For decades, Copts have been complaining about different aspects of discrimination, including restrictions on the construction of churches, limitations on the number of Copts who could be attain senior public offices, and government indifference to Coptic demands to amend the Constitution to institute a civil order where Muslims and Copts enjoy equal rights.

The recent blasts came after a year marred by several sectarian disputes. In November, thousands of Copts clashed with police after the government decided to suspend the construction of a church building. Related violence resulted in two deaths. These clashes brought to the Coptic collective memory the drive-by shooting that left six Copts dead in Upper East in January 2010. As Coptic worshippers were coming out of the Coptic Christmas Eve mass, they were riddled with bullets in the southern province of Naga Hammadi.

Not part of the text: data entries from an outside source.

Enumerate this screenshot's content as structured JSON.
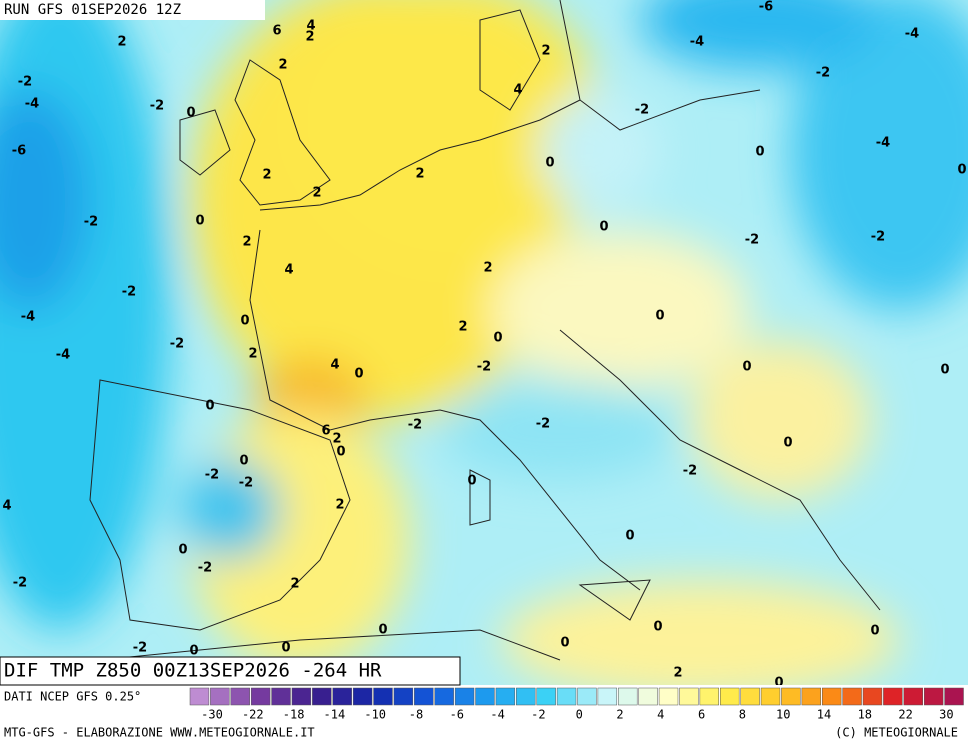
{
  "header": {
    "run": "RUN GFS 01SEP2026 12Z"
  },
  "map": {
    "title": "DIF TMP Z850 00Z13SEP2026 -264 HR",
    "contour_labels": [
      2,
      4,
      6,
      2,
      -2,
      -4,
      -2,
      0,
      2,
      2,
      4,
      -6,
      2,
      2,
      2,
      0,
      -2,
      0,
      -4,
      -4,
      -6,
      -4,
      -2,
      0,
      -2,
      0,
      2,
      4,
      2,
      0,
      -2,
      -2,
      -2,
      -4,
      0,
      2,
      0,
      0,
      -2,
      2,
      4,
      0,
      -2,
      0,
      0,
      -4,
      0,
      6,
      2,
      0,
      -2,
      -2,
      0,
      0,
      -2,
      -2,
      0,
      -2,
      4,
      2,
      0,
      0,
      -2,
      -2,
      2,
      0,
      0,
      0,
      0,
      -2,
      0,
      0,
      2,
      0
    ]
  },
  "footer": {
    "source": "DATI NCEP GFS 0.25°",
    "credit": "MTG-GFS - ELABORAZIONE WWW.METEOGIORNALE.IT",
    "copyright": "(C) METEOGIORNALE",
    "colorbar_labels": [
      -30,
      -22,
      -18,
      -14,
      -10,
      -8,
      -6,
      -4,
      -2,
      0,
      2,
      4,
      6,
      8,
      10,
      14,
      18,
      22,
      30
    ]
  }
}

“The portfolio of Muslim-Christian relations is already congested and inflammable. Such acts could add fire to fuel,” said al-Shobaki. “The repercussions of this act would be very dangerous and would exacerbate the tension.”

In its initial response to the bombings, the Coptic church expressed the same concern as al-Shobaki.

“As the church condemns the attack which threatens our security and the safety of our citizens, it also believes that the attack constitutes a serious escalation of sectarian violence against Copts,” the church said in a statement. “The attack came as a result of the continuous sectarian agitation that has been fuming in the last months.”